Vor einem Milliardenrisiko bei europäischen Immobilien-Investmentfonds warnt die Europäische Zentralbank (EZB). Das Nettofonds-Vermögen der Real Estate Investment Funds (REIFs) verdreifachte sich demnach von 2012 bis 2022 von rund 323 Milliarden Euro auf über eine Billion Euro, ist in einem Report der EZB zu lesen. Unterm Strich bedeutet das, das Immobilienfonds mittlerweile 40 Prozent der Commercial-Real-Estate-Märkte im Euroraum ausmachen.
Das Ergebnis dieser Entwicklung ist, dass das Geschehen auf dem Immobilienmarkt und bei den Immobilienfonds zunehmend voneinander abhängig ist. Dazu entfallen 80 Prozent, beziehungsweise 835 Milliarden Euro des Nettoinventarwerts aller Immobilienfonds, auf offene Produkte, also auf solche, die ihren Anlegern häufig Anteilsrücknahmen anbieten. Das Risiko in den Augen der Verantwortlichen der EZB: Würden zu viele Anleger in kurzer Zeit Geld abziehen, ist die Finanzstabilität gefährdet.
Das könne die Fonds aus Liquiditätsdruck anfällig machen für Notverkäufe zu niedrigen Preisen, was den Druck auf den Immobilienmarkt weiter erhöhen könnte. Eine Instabilität in diesem Bereich „könnte daher systemische Auswirkungen“ auf gewerbliche Immobilien haben, „was wiederum die Stabilität des Finanzsystems im weiteren Sinne“ und die Realwirtschaft beeinträchtigen könnte, so die Verantwortlichen der EZB.
EZB will neue Regeln zur Absicherung einführen
Angesiedelt sind solche Fonds hauptsächlich in Deutschland, Luxemburg, Frankreich, den Niederlanden und Italien. Von diesen Ländern weisen die Produkte hierzulande demnach den höchsten Cash-Puffer auf. Die Ökonomen verweisen explizit auf den Blackstone Real Estate Income Trust (Breit), der Ende 2022 die Anteilsrücknahme begrenzen musste und auf andere Probleme in Großbritannien.
Die EZB-Verantwortlichen sehen die Gefahr, dass die Probleme auf dem Gewerbeimmobilienmarkt zu Abflüssen in Europa führen könnten. Daher sollten Regeln entwickelt werden, die den Fondsmanagern dabei helfen, „Spitzen in der Liquiditätsnachfrage besser zu bewältigen und die Kosten für Rücknahmen zu internalisieren, die während eines Marktstresses entstehen können“ so die EZB-Experten, die mit der Befürchtung nicht allein sind.
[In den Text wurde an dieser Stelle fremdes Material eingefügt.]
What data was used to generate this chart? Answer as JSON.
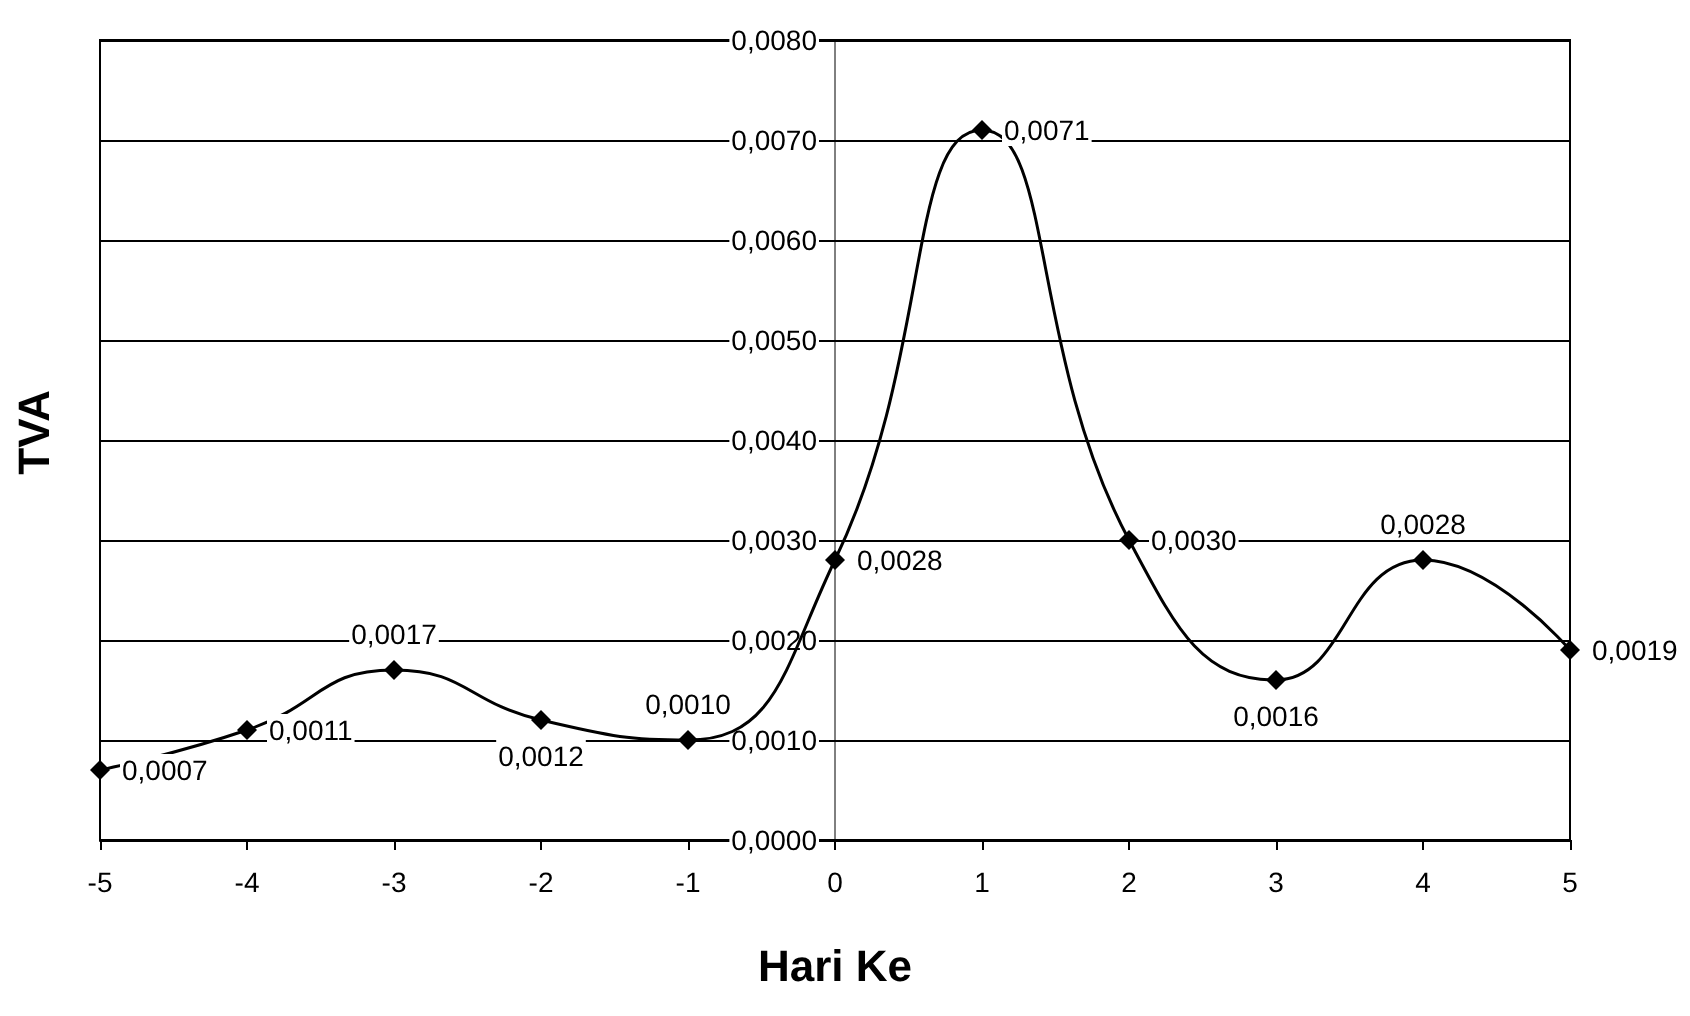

Die Rating-Agentur Scope warnte bereits, dass ein Drittel der verbrieften Gewerbeimmobilienkredite in Europa, die 2023 oder 2024 auslaufen, Refinanzierungsrisiken bekommen könnten.
Dazu passt: Unlängst hatte das Immobilien-Branchenportal „Thomas Daily“ berichtet, Samsung Asset Management und Patrizia seien in Gesprächen mit Kreditgebern, um die 675 Millionen Euro teure Commerzbank-Zentrale, das mit 259 Metern höchste Hochhaus in der Europäischen Union, zu refinanzieren. Der koreanische Investor, der das Gebäude 2016 gekauft hat, und sein deutscher Vermögensverwalter suchten demnach entweder einen Überbrückungskredit oder ein langfristiges Darlehen, nachdem es ihnen nicht gelungen sei, das Gebäude zu verkaufen. Der im vergangenen Herbst eingeleitete Verkaufsprozess sei abgebrochen worden. Die bestehende Fremdfinanzierung ist noch 2023 fällig.